Sprawl out to the side, putting both hands and one foot on the ground. Bring your top leg toward your chest. Push off with the hands and get up into a standing position, then jump. Repeat on other side.
Exercise 4: Weighted wood chop
Biceps, shoulders, core and legs.
Lunge to one side, holding a light weight (2.5-5 lbs.) with both hands. Swing the weight up from the floor to above your opposite shoulder. Repeat, alternating sides.
Exercise 5: Frog jump
Legs and glutes.
Drop into a squat, then jump in the air with the knees tucked up. Repeat quickly.
Exercise 6: Single-leg burpee
Full-body, targeting legs, glutes, biceps, triceps and shoulders.
Start in the push-up position. Jump in with one leg, and then jump up, bringing the opposite knee toward the chest. Repeat on the other side. If this is too difficult, perform the burpees with both legs.
Exercise 7: Single-arm-kick-through
Biceps, triceps, core, glutes, and legs.
Start in a push-up position. Shift your body weight toward the right arm, and then kick to the left with the right leg. Alternate the movement on your left and right sides quickly.

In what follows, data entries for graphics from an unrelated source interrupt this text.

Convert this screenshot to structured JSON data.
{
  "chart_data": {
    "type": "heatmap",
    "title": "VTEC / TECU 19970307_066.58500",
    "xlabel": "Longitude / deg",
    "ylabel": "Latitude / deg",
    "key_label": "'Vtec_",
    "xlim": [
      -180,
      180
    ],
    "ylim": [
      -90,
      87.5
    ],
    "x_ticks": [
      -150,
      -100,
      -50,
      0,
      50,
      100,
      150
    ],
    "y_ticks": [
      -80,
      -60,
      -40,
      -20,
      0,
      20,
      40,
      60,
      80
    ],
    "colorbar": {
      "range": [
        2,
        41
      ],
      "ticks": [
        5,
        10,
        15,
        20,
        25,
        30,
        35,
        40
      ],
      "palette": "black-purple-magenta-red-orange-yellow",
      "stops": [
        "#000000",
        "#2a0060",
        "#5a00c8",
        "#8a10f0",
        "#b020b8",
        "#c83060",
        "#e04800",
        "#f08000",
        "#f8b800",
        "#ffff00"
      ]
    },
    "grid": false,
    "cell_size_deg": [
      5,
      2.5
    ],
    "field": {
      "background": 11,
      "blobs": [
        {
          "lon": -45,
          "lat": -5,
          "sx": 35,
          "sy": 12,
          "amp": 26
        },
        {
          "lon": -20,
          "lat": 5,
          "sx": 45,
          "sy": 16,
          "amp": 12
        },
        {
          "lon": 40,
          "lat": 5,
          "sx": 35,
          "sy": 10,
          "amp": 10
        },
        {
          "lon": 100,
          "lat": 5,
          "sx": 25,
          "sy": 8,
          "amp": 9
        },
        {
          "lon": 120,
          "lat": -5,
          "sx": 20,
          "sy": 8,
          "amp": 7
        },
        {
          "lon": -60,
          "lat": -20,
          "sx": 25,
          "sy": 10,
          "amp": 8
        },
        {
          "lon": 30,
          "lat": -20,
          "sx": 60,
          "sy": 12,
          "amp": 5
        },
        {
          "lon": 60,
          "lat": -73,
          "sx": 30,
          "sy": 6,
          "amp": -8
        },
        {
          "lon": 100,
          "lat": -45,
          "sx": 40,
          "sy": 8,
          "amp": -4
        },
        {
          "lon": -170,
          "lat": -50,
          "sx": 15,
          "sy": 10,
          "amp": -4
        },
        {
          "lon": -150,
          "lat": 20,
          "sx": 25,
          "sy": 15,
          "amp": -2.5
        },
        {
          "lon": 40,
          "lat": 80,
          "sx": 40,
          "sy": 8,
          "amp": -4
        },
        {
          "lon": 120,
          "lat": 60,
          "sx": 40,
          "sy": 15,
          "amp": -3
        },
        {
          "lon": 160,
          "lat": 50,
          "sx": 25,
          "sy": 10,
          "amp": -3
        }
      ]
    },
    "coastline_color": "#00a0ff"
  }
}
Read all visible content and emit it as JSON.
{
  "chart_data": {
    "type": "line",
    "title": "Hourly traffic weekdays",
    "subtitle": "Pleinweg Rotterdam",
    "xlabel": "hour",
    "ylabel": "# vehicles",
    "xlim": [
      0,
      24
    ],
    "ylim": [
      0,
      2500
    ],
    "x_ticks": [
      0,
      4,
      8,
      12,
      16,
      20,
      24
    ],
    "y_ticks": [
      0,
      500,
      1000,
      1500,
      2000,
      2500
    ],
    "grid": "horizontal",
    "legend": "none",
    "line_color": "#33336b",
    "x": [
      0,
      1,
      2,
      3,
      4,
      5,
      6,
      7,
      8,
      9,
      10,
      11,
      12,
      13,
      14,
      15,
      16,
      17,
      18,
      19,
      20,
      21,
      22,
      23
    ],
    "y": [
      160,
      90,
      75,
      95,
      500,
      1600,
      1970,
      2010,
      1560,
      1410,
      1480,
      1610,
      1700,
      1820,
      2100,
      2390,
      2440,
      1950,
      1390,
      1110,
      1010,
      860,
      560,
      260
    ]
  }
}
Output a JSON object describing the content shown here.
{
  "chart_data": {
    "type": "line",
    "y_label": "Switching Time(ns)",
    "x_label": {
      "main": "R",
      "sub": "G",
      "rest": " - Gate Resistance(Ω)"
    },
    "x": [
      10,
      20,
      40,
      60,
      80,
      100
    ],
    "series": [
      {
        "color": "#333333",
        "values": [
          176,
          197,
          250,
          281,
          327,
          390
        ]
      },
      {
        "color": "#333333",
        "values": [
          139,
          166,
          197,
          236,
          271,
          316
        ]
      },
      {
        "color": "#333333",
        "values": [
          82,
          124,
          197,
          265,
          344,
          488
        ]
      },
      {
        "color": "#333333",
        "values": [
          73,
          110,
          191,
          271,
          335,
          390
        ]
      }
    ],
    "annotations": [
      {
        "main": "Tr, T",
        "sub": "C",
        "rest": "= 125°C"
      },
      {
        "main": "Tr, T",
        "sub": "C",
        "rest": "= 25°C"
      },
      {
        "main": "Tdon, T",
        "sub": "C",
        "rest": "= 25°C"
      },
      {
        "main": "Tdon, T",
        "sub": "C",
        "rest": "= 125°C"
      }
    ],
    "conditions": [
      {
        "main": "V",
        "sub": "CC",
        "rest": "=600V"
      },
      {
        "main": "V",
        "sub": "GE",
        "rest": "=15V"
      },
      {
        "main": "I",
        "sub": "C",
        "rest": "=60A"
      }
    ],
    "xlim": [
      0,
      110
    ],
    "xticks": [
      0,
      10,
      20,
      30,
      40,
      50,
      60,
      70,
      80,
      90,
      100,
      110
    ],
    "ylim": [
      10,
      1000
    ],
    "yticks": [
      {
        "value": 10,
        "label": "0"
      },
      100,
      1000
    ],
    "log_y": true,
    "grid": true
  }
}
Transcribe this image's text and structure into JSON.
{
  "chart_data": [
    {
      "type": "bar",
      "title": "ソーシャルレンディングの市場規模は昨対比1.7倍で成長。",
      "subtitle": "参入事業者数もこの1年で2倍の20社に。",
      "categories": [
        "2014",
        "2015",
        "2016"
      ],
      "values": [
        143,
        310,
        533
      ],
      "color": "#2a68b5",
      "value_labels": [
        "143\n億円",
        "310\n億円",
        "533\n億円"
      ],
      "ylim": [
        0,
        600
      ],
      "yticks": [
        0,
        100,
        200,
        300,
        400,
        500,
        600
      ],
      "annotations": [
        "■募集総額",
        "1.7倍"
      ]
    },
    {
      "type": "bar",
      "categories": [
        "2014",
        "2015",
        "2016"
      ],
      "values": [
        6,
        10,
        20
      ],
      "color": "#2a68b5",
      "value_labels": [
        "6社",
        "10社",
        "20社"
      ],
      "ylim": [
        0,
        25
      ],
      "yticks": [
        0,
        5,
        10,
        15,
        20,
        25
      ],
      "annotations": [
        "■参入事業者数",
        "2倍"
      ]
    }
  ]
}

For a less-advanced version, keep both hands on the ground and alternate knees to the chest rapidly, similar to a mountain climber.
Exercise 8: Crab lunge
Full-body, targeting arms, core, glutes and legs.
Start in a deep squat and lean back into a crab-walk position. Take a small weight (2.5-5 lbs.) in one hand, using the other to balance on the floor. Swing the weight back over your head, adopting the crab position. Alternate sides and repeat quickly.